Mais il y a surtout quelque chose de très particulier dans l’ambiance générale du jeu : cette sensation de calme et de sécurité permanente. Le vieux grimoire devient presque un objet de transmission, un point d’attache entre le parent et l’enfant. On retrouve ce plaisir très simple de découvrir ensemble une page, une créature ou une interaction inattendue, un peu comme lorsqu’on tourne les pages d’un livre illustré avant de dormir. Le jeu ne cherche jamais à stresser le joueur ou à le punir brutalement. Il crée au contraire une atmosphère rassurante où l’on peut prendre son temps, observer, expérimenter et discuter de ce que l’on découvre à l’écran.

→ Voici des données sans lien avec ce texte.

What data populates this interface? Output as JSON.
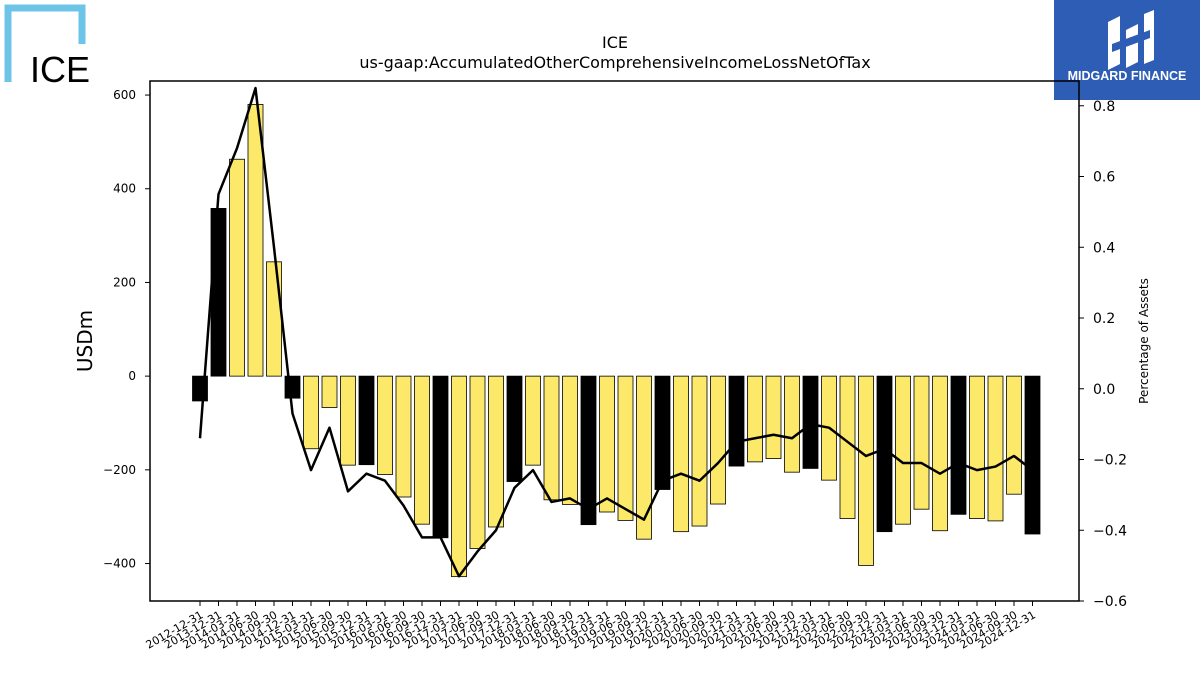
{
  "logos": {
    "left_text": "ICE",
    "right_text": "MIDGARD FINANCE",
    "right_bg": "#2e5db5",
    "left_color": "#6cc5e8"
  },
  "chart_data": {
    "type": "bar",
    "title": "ICE",
    "subtitle": "us-gaap:AccumulatedOtherComprehensiveIncomeLossNetOfTax",
    "ylabel": "USDm",
    "ylabel_right": "Percentage of Assets",
    "ylim": [
      -480,
      630
    ],
    "y2lim": [
      -0.6,
      0.87
    ],
    "yticks": [
      -400,
      -200,
      0,
      200,
      400,
      600
    ],
    "y2ticks": [
      -0.6,
      -0.4,
      -0.2,
      0.0,
      0.2,
      0.4,
      0.6,
      0.8
    ],
    "bar_colors": {
      "year_end": "#000000",
      "quarter": "#fce96a"
    },
    "categories": [
      "2012-12-31",
      "2013-12-31",
      "2014-03-31",
      "2014-06-30",
      "2014-09-30",
      "2014-12-31",
      "2015-03-31",
      "2015-06-30",
      "2015-09-30",
      "2015-12-31",
      "2016-03-31",
      "2016-06-30",
      "2016-09-30",
      "2016-12-31",
      "2017-03-31",
      "2017-06-30",
      "2017-09-30",
      "2017-12-31",
      "2018-03-31",
      "2018-06-30",
      "2018-09-30",
      "2018-12-31",
      "2019-03-31",
      "2019-06-30",
      "2019-09-30",
      "2019-12-31",
      "2020-03-31",
      "2020-06-30",
      "2020-09-30",
      "2020-12-31",
      "2021-03-31",
      "2021-06-30",
      "2021-09-30",
      "2021-12-31",
      "2022-03-31",
      "2022-06-30",
      "2022-09-30",
      "2022-12-31",
      "2023-03-31",
      "2023-06-30",
      "2023-09-30",
      "2023-12-31",
      "2024-03-31",
      "2024-06-30",
      "2024-09-30",
      "2024-12-31"
    ],
    "values": [
      -53,
      358,
      463,
      580,
      244,
      -47,
      -155,
      -67,
      -190,
      -189,
      -210,
      -258,
      -316,
      -345,
      -428,
      -368,
      -322,
      -225,
      -190,
      -264,
      -274,
      -317,
      -290,
      -308,
      -348,
      -242,
      -332,
      -320,
      -273,
      -192,
      -183,
      -176,
      -205,
      -197,
      -222,
      -304,
      -404,
      -332,
      -316,
      -284,
      -330,
      -295,
      -304,
      -309,
      -252,
      -337
    ],
    "year_end": [
      true,
      true,
      false,
      false,
      false,
      true,
      false,
      false,
      false,
      true,
      false,
      false,
      false,
      true,
      false,
      false,
      false,
      true,
      false,
      false,
      false,
      true,
      false,
      false,
      false,
      true,
      false,
      false,
      false,
      true,
      false,
      false,
      false,
      true,
      false,
      false,
      false,
      true,
      false,
      false,
      false,
      true,
      false,
      false,
      false,
      true
    ],
    "pct_of_assets": [
      -0.14,
      0.55,
      0.68,
      0.85,
      0.4,
      -0.07,
      -0.23,
      -0.11,
      -0.29,
      -0.24,
      -0.26,
      -0.33,
      -0.42,
      -0.42,
      -0.53,
      -0.46,
      -0.4,
      -0.28,
      -0.23,
      -0.32,
      -0.31,
      -0.34,
      -0.31,
      -0.34,
      -0.37,
      -0.26,
      -0.24,
      -0.26,
      -0.21,
      -0.15,
      -0.14,
      -0.13,
      -0.14,
      -0.1,
      -0.11,
      -0.15,
      -0.19,
      -0.17,
      -0.21,
      -0.21,
      -0.24,
      -0.21,
      -0.23,
      -0.22,
      -0.19,
      -0.23
    ]
  }
}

Et c’est probablement là que réside l’une des plus grandes réussites du titre. Dans une époque où beaucoup de jeux cherchent l’intensité permanente, Yoshi and the Mysterious Book propose une aventure paisible, presque réconfortante. Cette exploration douce et sécurisante donne naissance à un vrai plaisir parent-enfant, car le jeu encourage naturellement l’échange et la curiosité commune. On peut regarder quelqu’un jouer, réfléchir ensemble à une interaction, rire d’une réaction imprévue du décor ou simplement admirer les animations et les créatures qui peuplent le livre. Peu de productions modernes parviennent à créer cette sensation avec autant de naturel.

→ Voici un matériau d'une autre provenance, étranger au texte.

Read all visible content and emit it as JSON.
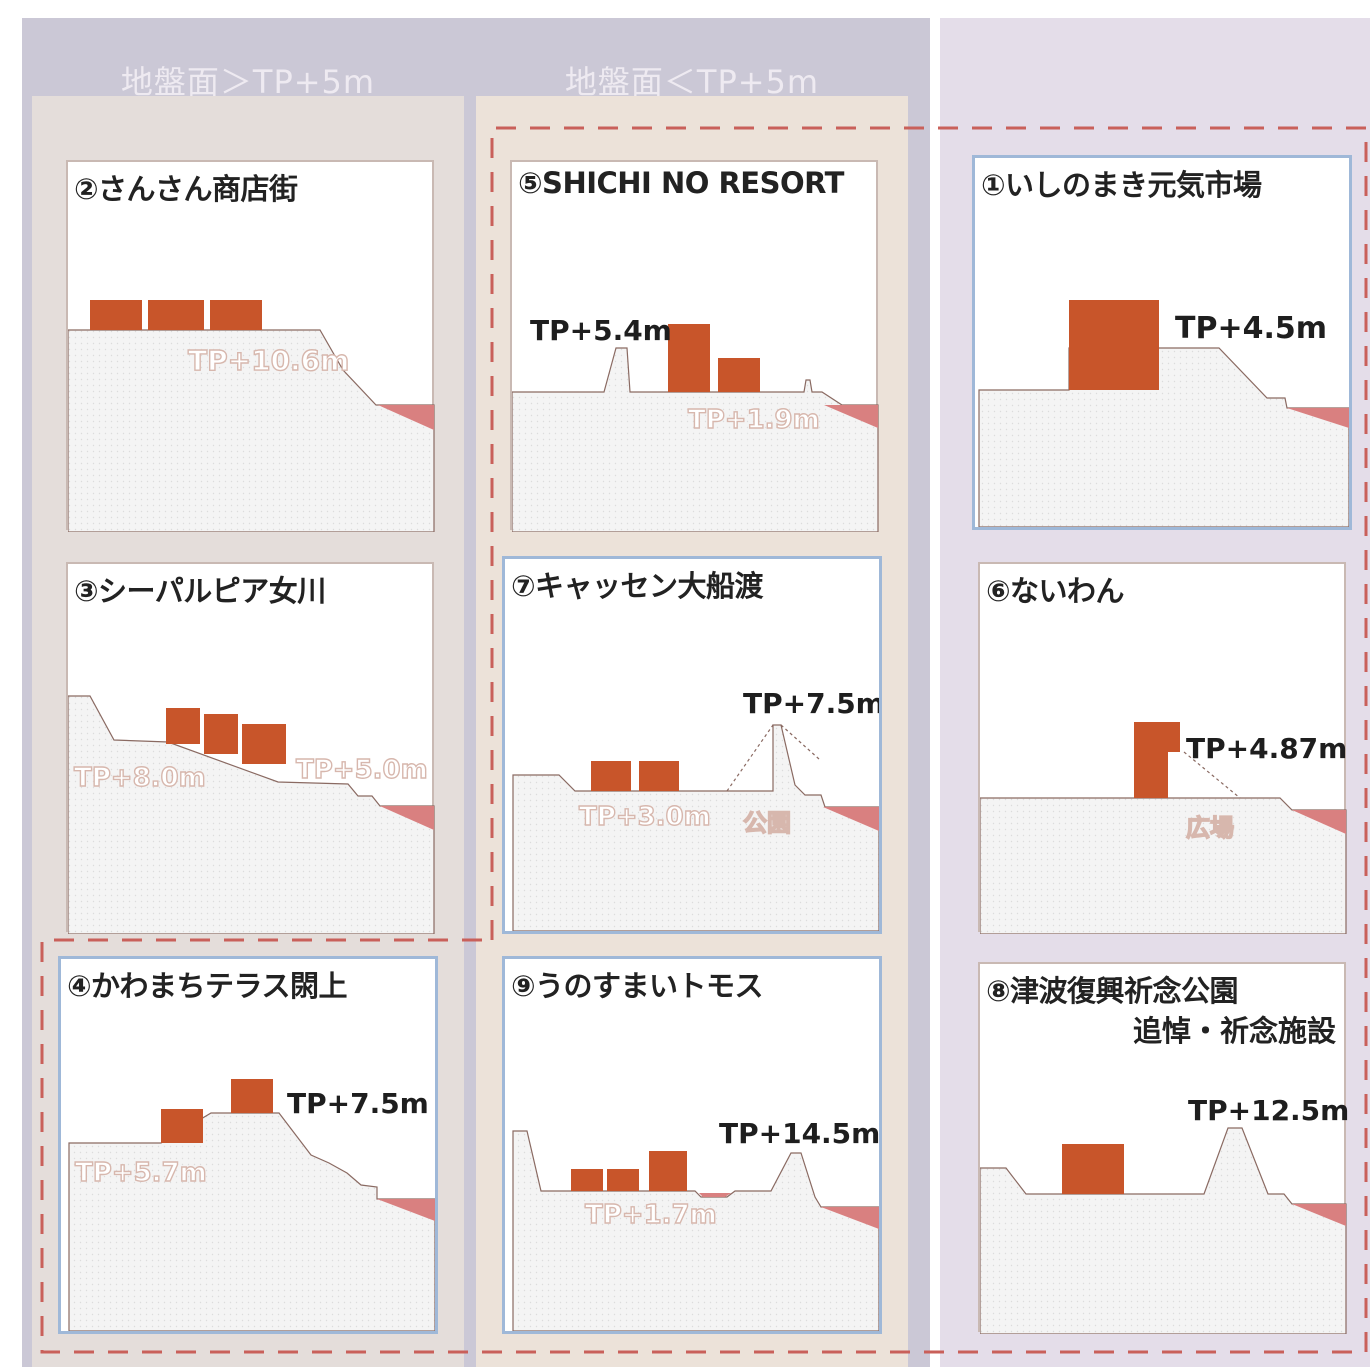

LIRE AUSSI :  Strange Brew

Le rythme est également très particulier. Ici, il ne faut pas attendre une succession d’adrénaline ou de séquences spectaculaires permanentes. Le jeu prend son temps. Il veut que l’on observe, que l’on teste, que l’on s’émerveille devant un comportement inattendu. Cela lui donne parfois un côté contemplatif presque relaxant. Certains joueurs risquent de trouver l’ensemble trop calme ou trop simple, surtout ceux qui attendent un platformer nerveux à la Donkey Kong Country. Mais ce serait passer complètement à côté de ce que le jeu cherche à accomplir.

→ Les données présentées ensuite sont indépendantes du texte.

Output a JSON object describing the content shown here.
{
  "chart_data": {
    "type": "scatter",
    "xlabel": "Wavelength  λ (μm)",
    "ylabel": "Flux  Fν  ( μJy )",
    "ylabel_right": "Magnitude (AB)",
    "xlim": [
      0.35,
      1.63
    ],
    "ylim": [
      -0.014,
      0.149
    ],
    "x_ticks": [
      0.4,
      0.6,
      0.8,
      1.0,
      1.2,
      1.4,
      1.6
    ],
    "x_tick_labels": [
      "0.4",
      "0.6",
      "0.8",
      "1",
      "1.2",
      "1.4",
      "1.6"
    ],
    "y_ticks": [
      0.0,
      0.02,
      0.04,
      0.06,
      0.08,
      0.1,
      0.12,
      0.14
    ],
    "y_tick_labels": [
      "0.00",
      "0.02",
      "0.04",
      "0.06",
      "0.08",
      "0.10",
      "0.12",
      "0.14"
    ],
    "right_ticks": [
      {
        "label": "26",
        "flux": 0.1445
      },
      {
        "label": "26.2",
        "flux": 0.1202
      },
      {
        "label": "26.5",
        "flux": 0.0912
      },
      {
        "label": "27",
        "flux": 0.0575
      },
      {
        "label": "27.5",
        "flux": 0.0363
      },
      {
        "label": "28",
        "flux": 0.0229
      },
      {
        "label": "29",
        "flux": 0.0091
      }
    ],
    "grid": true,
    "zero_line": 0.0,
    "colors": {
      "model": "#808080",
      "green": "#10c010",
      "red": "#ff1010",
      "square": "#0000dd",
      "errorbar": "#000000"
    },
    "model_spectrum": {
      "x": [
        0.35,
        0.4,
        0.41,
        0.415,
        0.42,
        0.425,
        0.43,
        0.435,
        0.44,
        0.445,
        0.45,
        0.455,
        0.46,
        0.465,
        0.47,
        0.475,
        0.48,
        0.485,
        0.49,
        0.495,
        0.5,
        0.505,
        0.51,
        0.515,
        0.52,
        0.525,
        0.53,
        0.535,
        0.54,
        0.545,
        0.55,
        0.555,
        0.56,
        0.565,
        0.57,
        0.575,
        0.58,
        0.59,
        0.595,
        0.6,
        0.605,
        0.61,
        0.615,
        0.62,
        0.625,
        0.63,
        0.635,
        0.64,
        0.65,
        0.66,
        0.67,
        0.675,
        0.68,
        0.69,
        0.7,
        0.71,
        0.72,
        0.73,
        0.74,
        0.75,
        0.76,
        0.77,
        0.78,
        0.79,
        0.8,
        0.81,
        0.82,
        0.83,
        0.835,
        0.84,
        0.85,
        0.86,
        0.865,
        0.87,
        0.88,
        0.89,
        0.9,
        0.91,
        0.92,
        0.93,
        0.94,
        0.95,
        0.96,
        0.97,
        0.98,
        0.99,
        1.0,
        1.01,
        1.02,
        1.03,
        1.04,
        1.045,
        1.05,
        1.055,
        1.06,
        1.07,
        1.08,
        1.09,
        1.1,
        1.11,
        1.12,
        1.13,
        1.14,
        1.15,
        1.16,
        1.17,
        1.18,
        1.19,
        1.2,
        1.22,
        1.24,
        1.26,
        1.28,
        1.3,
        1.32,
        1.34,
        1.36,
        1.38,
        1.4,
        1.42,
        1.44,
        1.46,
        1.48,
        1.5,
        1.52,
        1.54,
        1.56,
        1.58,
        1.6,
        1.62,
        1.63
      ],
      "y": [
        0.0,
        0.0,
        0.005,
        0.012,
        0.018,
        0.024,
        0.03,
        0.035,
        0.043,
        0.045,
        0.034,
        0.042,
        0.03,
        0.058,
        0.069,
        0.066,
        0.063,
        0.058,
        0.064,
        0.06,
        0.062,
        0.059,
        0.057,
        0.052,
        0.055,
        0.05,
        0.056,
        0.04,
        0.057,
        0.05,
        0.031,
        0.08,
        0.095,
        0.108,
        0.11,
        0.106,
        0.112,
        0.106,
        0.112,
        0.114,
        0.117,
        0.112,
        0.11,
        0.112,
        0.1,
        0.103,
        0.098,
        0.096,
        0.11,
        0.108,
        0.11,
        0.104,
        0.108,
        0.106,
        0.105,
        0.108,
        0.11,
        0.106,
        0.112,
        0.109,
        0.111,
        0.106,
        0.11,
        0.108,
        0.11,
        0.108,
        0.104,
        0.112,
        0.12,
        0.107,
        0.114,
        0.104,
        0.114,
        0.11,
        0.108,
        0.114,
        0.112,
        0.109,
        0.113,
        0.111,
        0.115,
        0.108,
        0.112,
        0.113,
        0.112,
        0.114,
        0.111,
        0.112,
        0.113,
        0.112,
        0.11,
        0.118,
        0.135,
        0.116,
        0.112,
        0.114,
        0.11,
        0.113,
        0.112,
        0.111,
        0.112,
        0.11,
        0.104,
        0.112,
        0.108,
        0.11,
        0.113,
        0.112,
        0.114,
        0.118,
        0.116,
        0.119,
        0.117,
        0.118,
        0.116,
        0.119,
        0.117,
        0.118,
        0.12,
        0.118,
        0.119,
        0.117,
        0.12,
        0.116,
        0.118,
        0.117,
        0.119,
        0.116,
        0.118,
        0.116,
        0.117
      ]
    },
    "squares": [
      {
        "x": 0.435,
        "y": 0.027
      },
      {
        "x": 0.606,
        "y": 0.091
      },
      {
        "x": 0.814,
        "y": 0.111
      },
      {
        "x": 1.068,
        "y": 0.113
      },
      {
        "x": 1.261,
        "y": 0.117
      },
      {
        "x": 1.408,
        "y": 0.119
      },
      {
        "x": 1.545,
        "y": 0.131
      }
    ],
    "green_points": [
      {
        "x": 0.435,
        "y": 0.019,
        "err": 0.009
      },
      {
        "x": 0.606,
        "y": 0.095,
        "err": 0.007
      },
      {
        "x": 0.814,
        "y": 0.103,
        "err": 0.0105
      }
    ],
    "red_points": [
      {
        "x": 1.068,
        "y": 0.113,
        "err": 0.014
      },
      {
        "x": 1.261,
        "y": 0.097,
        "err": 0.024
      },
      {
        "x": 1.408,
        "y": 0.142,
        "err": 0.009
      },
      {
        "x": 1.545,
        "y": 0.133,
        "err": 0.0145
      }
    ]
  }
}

Des joueurs pourraient aussi rerpocher justement au titre son manque de challenge ou le fait que certaines idées ne soient pas exploitées suffisamment longtemps. Ce reproche n’est pas totalement faux. Certaines mécaniques brillantes disparaissent parfois très vite, laissant presque l’impression que le jeu pourrait encore aller beaucoup plus loin bien que certaines créatures peuvent revenir dans l’aventure. Mais paradoxalement, cela participe aussi à cette sensation permanente de fraîcheur.

Le jeu possède également ce talent typiquement Nintendo consistant à cacher énormément de richesse derrière une apparente simplicité enfantine. Visuellement adorable, très accessible et presque impossible à “rater”, il cache pourtant une vraie intelligence de game design. Le plaisir ne vient pas de la survie ou de la difficulté punitive, mais de la satisfaction de comprendre comment fonctionne ce monde vivant.

Même les boss et les interventions de Bowser Jr. et Kamek servent surtout à casser le rythme et à apporter des situations inattendues au milieu de l’exploration. Certains affrontements jouent davantage sur les interactions environnementales et l’utilisation des créatures que sur des combats traditionnels.

Il faut également souligner le soin apporté à l’ambiance sonore. Les musiques restent douces, aériennes et volontairement enfantines, mais elles participent énormément à cette sensation de feuilleter un livre interactif vivant. Les petits bruitages des créatures, les réactions du décor et les animations sonores renforcent constamment le charme de l’ensemble.

Au final, Yoshi and the Mysterious Book est probablement l’un des jeux les plus atypiques de la Switch 2. Derrière son apparence très simple et son absence quasi totale de difficulté se cache une aventure d’une richesse étonnante, remplie d’idées, d’expérimentations et de découvertes permanentes. Ce n’est peut-être pas le jeu le plus spectaculaire techniquement, il pourrait aisément tourner sur la première Switch si on oublie la résolution. Ce n’est pas non plus le titre le plus ambitieux en termes de challenge, mais c’est sans doute l’un des plus créatifs et des plus attachants de toute la série. Un jeu qui rappelle surtout à quel point Nintendo reste capable de prendre des risques avec ses licences les plus installées, tout en proposant une expérience presque apaisante que l’on a envie de partager.